Well, I have no religion myself, but I think Mormonism is uniquely
qualified to survive into the transhumanist future because of its
structure. The continuous revelation aspect of the religion allows it
to be malleable to the point that it need to in order to survive.
> I don't
> think it will be quite like that. Emagine through some freak one time
> miracle, we managed to extract and reproduce a single human being from
> 50,000 years ago, and all of his life long experiences. Certainly such a
> being would be very popular today, some would even consider that he would be
> worshiped, in a way, and given anything he wants, especially compared to the
> life he lived 50,000 years ago. I think of it being more like that. More
> of a respect for what he was and did, than seeking any kind of guidance from
> us, or anything.
I think we would put him in a cage at the zoo. He might be a curiosity
for a few moments, but we couldn't learn anything much relevant to
today from such a creature. He would be missing all the context
between then and now. And once he learned the context, he would just
be one of us, uninteresting, with a day job.

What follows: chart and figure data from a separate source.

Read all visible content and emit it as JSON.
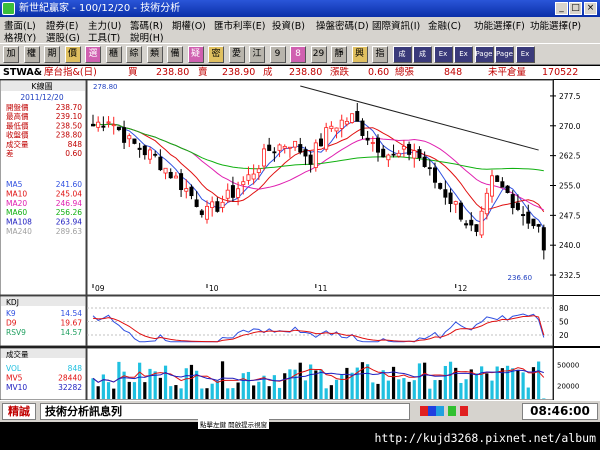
{
  "window": {
    "title": "新世紀贏家 - 100/12/20 - 技術分析"
  },
  "menu": {
    "row1": [
      "畫面(L)",
      "證券(E)",
      "主力(U)",
      "籌碼(R)",
      "期權(O)",
      "匯市利率(E)",
      "投資(B)",
      "操盤密碼(D)",
      "國際資訊(I)",
      "金融(C)",
      "功能選擇(F)",
      "功能選擇(P)"
    ],
    "row2": [
      "格視(Y)",
      "選股(G)",
      "工具(T)",
      "說明(H)"
    ]
  },
  "toolbar": {
    "buttons": [
      "加",
      "權",
      "期",
      "價",
      "選",
      "櫃",
      "綜",
      "類",
      "備",
      "疑",
      "密",
      "愛",
      "江",
      "9",
      "8",
      "29",
      "靜",
      "興",
      "指",
      "成",
      "成",
      "Ex",
      "Ex",
      "Page",
      "Page",
      "Ex"
    ]
  },
  "info": {
    "symbol": "STWA&",
    "name": "摩台指&(日)",
    "buy_label": "買",
    "buy": "238.80",
    "sell_label": "賣",
    "sell": "238.90",
    "trade_label": "成",
    "trade": "238.80",
    "change_label": "漲跌",
    "change": "0.60",
    "volume_label": "總張",
    "volume": "848",
    "oi_label": "未平倉量",
    "oi": "170522"
  },
  "left_panel": {
    "title": "K線圖",
    "date": "2011/12/20",
    "quote_rows": [
      {
        "label": "開盤價",
        "value": "238.70"
      },
      {
        "label": "最高價",
        "value": "239.10"
      },
      {
        "label": "最低價",
        "value": "238.50"
      },
      {
        "label": "收盤價",
        "value": "238.80"
      },
      {
        "label": "成交量",
        "value": "848"
      },
      {
        "label": "差",
        "value": "0.60"
      }
    ],
    "ma_rows": [
      {
        "label": "MA5",
        "value": "241.60",
        "color": "#3050e0"
      },
      {
        "label": "MA10",
        "value": "245.04",
        "color": "#e01010"
      },
      {
        "label": "MA20",
        "value": "246.94",
        "color": "#e020b0"
      },
      {
        "label": "MA60",
        "value": "256.26",
        "color": "#10b010"
      },
      {
        "label": "MA108",
        "value": "263.94",
        "color": "#2020c0"
      },
      {
        "label": "MA240",
        "value": "289.63",
        "color": "#a0a0a0"
      }
    ],
    "kd_title": "KDJ",
    "kd_rows": [
      {
        "label": "K9",
        "value": "14.54",
        "color": "#3050e0"
      },
      {
        "label": "D9",
        "value": "19.67",
        "color": "#e01010"
      },
      {
        "label": "RSV9",
        "value": "14.57",
        "color": "#20a060"
      }
    ],
    "vol_title": "成交量",
    "vol_rows": [
      {
        "label": "VOL",
        "value": "848",
        "color": "#20c0e0"
      },
      {
        "label": "MV5",
        "value": "28440",
        "color": "#e01010"
      },
      {
        "label": "MV10",
        "value": "32282",
        "color": "#2020c0"
      }
    ]
  },
  "price_axis": {
    "ticks": [
      "277.5",
      "270.0",
      "262.5",
      "255.0",
      "247.5",
      "240.0",
      "232.5"
    ],
    "high_label": "278.80",
    "low_label": "236.60"
  },
  "kd_axis": {
    "ticks": [
      "80",
      "50",
      "20"
    ]
  },
  "vol_axis": {
    "ticks": [
      "50000",
      "20000"
    ]
  },
  "x_labels": [
    "09",
    "10",
    "11",
    "12"
  ],
  "chart_data": {
    "type": "candlestick",
    "title": "K線圖",
    "x_labels": [
      "09",
      "10",
      "11",
      "12"
    ],
    "ylim": [
      230,
      281
    ],
    "high": 278.8,
    "low": 236.6,
    "last_close": 238.8,
    "series": [
      {
        "name": "MA5",
        "value": 241.6
      },
      {
        "name": "MA10",
        "value": 245.04
      },
      {
        "name": "MA20",
        "value": 246.94
      },
      {
        "name": "MA60",
        "value": 256.26
      },
      {
        "name": "MA108",
        "value": 263.94
      },
      {
        "name": "MA240",
        "value": 289.63
      }
    ],
    "kd": {
      "K9": 14.54,
      "D9": 19.67,
      "RSV9": 14.57,
      "ylim": [
        0,
        100
      ]
    },
    "volume": {
      "VOL": 848,
      "MV5": 28440,
      "MV10": 32282
    }
  },
  "status": {
    "left_label": "精誠",
    "center_label": "技術分析訊息列",
    "clock": "08:46:00",
    "hint": "點擊左鍵 開啟提示視窗"
  },
  "footer": {
    "url": "http://kujd3268.pixnet.net/album"
  },
  "colors": {
    "up": "#ff2020",
    "down": "#000000",
    "flat": "#000000"
  }
}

> So, you don't think I should wonder if those future AGIs will all know
> intimate details, far more than I can remember it myself, of just how
> successful my last sexual encounter with my wife was, how it felt for both
> of us, and all the rest of every intimate details about my entire mortal
> life? Do you have any interest, at all, of knowing all such about all of
> your ancestors, especially if such only took up less than 1% of everything
> you can do?
Well, to be honest, I don't have much interest in my parent's or
grandparent's sex lives... That's just TMI for me!!! Thanks, but no
thanks. :-) As for us being the "gods" of the future, that would
require a form of ancestor worship that I don't think would be
consistent with ultra high intelligence. Our view of an intelligent
future is congruent, but our view of what they will do with their
intelligence differs. Hopefully, we'll both live to see who is right.